Third, as I’ve already pointed out, guns won’t work without ammunition. And when guns are used, ammunition is spent. By restricting the sale of ammunition, Feinstein, et al., effectively banned all guns by banning an integral part of their operation.

First of all, I never said anyone had attempted to impose an all out ban. I was merely responding to ITR champion’s statement that “No one in the Democratic party has ever attempted to ban guns.” Obviously, Diane Feinstein, et al., have attempted to ban guns.

Second, Feinstein, et al.,'s ban was not “all out” in name only. Suggesting that a ban on the sale, manufacture, and distribution of ammunition is not a ban on guns is similar to suggesting a ban on the sale, manufacture, and distribution of gasoline is not a ban on automobiles. Sure, people could keep the gas they’ve got in their cars right now, but what happens when that runs out? Their cars become useless.

This is irrelevant. I’m not trying to paint the Dems as extremists. I’m not trying to paint the Dems as anything. I’m just pointing out that ITR champion’s statement was patently false.

Moreover, if we’re talking about whom to fear when it comes to gun rights, I’d say that the Dems are the party to fear relative to the Reps. It’s the same with Republicans and abortions: Reps don’t actually want to ban abortions (except for some of the extremists, a la Feinstein), but they want to restrict them more than Dems do.

I would say that this is a pretty fair summation of the situation. My objection was to those who would assert that the Democratic party -as a party- has a far range agenda for an all-out gun ban.

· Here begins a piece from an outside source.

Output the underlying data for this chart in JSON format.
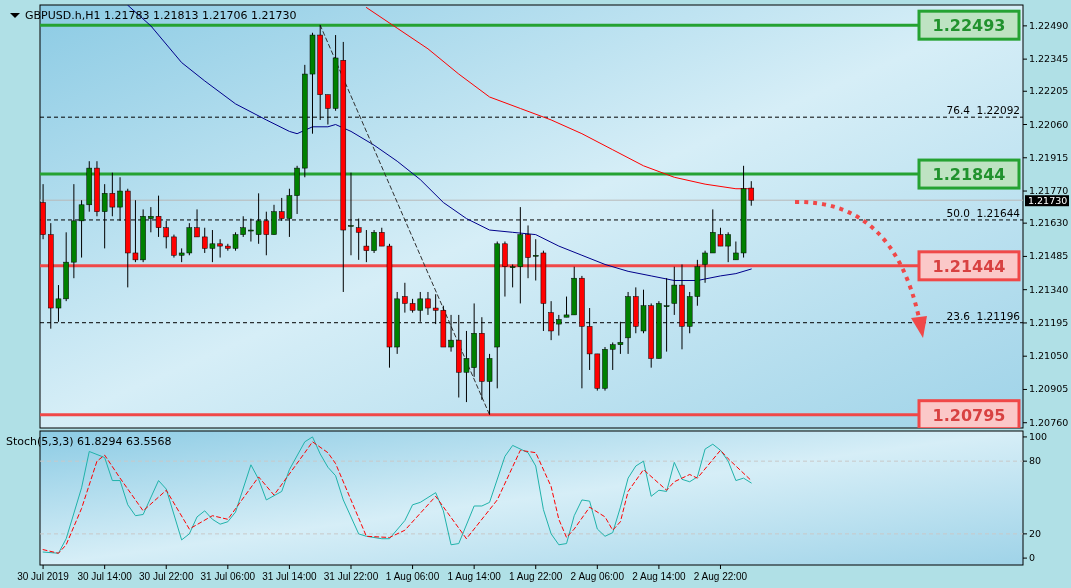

Don’t be too sure. Only Nixon could go to China, and perhaps only the Reps can get away politically with gun restrictions. When you start to hear Republican pols losing their fear enough to say “Ya know, there really is a problem here, and perhaps we ought to look at it”, then you can take that seriously. Whenever a Dem says anything of the sort, though, it’s like Pavlov ringing a bell in front of the NRA, and it’s easy for the Reps they control not to stick their necks out. Remember what Pierce said about Bush during the 2000 campaign, for instance.

For veteran blog readers, there’s no distinction there.

So, who can name a free and secure state, that doesn’t have a well regulated militia?

Heh, just because your party is a bunch of nutbags, don’t try to ruin the Democratic party too. :smiley: I just don’t think privitization is the panacea Libertarians believe it to be.

Age Quod Agis:

It’s not about scoring political points, but assessing the actual threat.

If the Republican mainstream achieves its policy goals on abortion, will women who have gotten pregnant accidentally be able to get abortions? No.

If the Democrat mainstream achieves its policy goals on guns, will Americans still be ale to buy or keep rifles, pistols and shotguns? Yes.

No point, really. It’s where I had gotten my source for the reply to ITR earlier in this thread.

Are not Kennedy Schumer and Feinstein leadership in the democratic party? If so then how far is the mainstream away from them?

I really thought that I was gonna get ripped for the stuff I posted in post #88, but then again, maybe not. I know it’s hard for our opposition to keep a straight face when they start laughing about the “slippery slope”. We’re just a bunch of anachronistic doofus’s, ain’t we?

You did get ripped. You quoted a columnist as supposedly representing the Democratic party platform, and it was pointed out how silly that was.